Mettere la persona con disabilità al centro della legge, tenere distinti il fondo per la non autosufficienza e quello per il Dopo di noi, onde evitare confusione e fare presto. Sono alcuni dei temi emersi ieri durante l’audizione in commissione Affari sociali alla Camera delle associazioni del mondo della disabilità Fish, Fand, Anffas, Fid, Ufha, che hanno poi inviato un appello alla presidente della Camera, Laura Boldrini, affinché la legge sia approvata in fretta. Nel frattempo crescono le firme raccolte a favore della causa.
 
“La petizione che abbiamo lanciato il 25 giugno scorso sulla piattaforma Change.org ha raggiunto quota 80.135 firme” ha annunciato la parlamentare del Pd, Ilena Argentin, prima firmataria di una delle quattro proposte di legge all’esame della commissione che ha poi parlato degli argomenti affrontati durante la seduta.
 
“La prima questione presa in considerazione è formale ma sostanziale da un punto di vista culturale – ha spiegato – ed è stata l’esigenza espressa dalle associazioni di sostituire nel testo della norma i termini “sostegno alle famiglie” con “sostegno alla persona disabile”.
 
È stato giustamente sottolineato, ha poi proseguito, che non sono i familiari a dover essere tutelati ma i loro figli con deficit così come già prevedeva la mia proposta di legge senza però specificare.
 
“Sono pronta a sostituire la terminologia – ha chiarito Argentin – ma voglio evidenziare che il Dopo di noi è una legge che riguarda tutti i disabili, sia fisici sia mentali, e deve comprendere la complessità al suo interno.

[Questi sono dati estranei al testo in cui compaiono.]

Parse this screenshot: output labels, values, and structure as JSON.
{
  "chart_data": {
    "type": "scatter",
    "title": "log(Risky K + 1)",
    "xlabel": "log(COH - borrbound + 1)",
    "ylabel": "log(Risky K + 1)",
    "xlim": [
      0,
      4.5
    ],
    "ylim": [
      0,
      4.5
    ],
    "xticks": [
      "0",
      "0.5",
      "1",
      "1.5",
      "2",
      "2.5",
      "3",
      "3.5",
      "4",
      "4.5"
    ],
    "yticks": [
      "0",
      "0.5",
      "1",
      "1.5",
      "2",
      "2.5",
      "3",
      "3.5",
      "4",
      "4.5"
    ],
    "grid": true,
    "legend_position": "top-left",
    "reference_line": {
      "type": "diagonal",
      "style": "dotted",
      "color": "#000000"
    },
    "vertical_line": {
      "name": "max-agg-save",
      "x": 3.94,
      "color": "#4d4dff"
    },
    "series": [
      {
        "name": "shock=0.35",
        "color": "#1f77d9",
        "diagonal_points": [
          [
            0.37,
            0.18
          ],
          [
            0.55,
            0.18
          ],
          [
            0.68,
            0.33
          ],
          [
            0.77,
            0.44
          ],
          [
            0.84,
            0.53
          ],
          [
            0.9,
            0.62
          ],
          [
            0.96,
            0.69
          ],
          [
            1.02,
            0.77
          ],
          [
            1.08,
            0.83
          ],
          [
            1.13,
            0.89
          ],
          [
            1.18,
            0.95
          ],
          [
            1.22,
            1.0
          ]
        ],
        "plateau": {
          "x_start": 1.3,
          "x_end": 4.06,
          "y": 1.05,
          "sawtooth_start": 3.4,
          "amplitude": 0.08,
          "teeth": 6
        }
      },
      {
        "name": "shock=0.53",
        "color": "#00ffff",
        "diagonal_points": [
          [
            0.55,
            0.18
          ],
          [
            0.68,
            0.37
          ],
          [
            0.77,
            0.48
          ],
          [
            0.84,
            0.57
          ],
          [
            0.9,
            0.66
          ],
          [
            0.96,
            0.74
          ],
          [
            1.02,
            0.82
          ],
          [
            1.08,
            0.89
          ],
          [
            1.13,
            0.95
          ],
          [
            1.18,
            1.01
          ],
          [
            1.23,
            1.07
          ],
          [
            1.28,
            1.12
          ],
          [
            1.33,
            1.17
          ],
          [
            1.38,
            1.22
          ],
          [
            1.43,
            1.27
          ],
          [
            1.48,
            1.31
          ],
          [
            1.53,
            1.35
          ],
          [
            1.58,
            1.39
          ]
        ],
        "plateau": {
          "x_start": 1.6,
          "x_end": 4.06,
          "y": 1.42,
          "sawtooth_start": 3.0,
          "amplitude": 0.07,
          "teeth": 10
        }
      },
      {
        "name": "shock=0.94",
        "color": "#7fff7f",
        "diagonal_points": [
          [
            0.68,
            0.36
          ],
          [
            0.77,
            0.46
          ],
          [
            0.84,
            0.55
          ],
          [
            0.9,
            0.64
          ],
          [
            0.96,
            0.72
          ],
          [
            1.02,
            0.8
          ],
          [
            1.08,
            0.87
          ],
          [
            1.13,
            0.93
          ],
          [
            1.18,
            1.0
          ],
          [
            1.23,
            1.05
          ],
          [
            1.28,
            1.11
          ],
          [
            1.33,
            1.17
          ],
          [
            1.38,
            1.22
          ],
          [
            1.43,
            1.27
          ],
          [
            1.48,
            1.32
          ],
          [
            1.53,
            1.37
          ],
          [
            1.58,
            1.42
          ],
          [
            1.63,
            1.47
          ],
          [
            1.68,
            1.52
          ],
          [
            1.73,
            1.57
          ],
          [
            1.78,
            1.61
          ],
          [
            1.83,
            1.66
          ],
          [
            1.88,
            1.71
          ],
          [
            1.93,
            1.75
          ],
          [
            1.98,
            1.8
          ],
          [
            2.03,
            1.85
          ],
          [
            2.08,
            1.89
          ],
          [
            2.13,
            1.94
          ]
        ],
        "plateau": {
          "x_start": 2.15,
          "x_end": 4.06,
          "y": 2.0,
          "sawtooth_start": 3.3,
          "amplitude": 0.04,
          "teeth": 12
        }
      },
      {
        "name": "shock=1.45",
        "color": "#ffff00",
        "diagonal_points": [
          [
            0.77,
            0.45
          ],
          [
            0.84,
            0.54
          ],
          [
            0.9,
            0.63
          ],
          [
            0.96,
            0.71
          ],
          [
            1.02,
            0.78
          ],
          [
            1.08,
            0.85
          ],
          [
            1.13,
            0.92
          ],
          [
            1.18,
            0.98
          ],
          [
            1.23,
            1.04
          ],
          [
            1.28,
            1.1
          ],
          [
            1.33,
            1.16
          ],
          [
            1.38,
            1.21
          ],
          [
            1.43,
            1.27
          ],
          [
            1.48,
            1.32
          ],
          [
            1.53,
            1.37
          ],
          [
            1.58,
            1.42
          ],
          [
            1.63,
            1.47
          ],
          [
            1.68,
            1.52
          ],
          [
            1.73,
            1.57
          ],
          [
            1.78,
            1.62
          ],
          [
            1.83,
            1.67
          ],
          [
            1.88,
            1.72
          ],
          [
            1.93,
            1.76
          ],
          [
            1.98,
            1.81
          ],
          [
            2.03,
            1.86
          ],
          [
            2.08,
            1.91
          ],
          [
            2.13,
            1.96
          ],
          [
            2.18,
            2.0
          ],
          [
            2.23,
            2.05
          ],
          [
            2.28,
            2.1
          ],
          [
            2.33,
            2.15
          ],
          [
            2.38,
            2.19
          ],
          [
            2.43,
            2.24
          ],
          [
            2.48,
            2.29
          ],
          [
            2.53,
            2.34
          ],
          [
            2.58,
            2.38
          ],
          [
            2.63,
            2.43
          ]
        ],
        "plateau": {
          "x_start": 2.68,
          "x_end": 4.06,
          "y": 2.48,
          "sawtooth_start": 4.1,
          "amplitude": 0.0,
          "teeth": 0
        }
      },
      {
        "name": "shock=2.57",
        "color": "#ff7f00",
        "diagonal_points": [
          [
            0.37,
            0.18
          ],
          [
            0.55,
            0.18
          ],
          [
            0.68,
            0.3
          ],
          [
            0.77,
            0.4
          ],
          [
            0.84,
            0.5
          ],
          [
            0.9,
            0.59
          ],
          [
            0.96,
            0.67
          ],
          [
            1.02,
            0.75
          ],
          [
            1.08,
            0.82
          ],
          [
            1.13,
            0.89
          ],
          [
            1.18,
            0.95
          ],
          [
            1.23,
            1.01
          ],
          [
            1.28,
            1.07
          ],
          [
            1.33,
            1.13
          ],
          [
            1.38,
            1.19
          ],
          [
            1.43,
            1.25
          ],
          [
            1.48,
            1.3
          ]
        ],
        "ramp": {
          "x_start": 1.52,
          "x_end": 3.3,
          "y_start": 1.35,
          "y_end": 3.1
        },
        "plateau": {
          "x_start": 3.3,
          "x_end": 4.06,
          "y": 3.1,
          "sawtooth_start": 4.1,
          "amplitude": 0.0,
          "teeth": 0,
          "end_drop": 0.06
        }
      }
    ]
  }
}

E’ necessario, quindi, ricordare che i “diversi” sono diversi anche fra di loro e che le famiglie hanno un ruolo legato alle differenti patologie. Tutti, però, devono avere pari opportunità quando verrà a mancare il sostegno parentale”.
 
“La seconda questione – ha spiegato ancora la parlamentare – riguarda la necessità che il fondo per la non autosufficienza e il fondo per il Dopo di noi siano ben delineati e non contrapposti. Io sono pienamente d’accordo sulla distinzione tra i fondi di bilancio – ha concluso – perché si rischierebbe, visto il decentramento regionale dell’assistenza, di avere figli e figliastri secondo il territorio in cui il disabile vive o potrebbe succedere che l’assistenza venga confusa con il diritto al Dopo di noi”.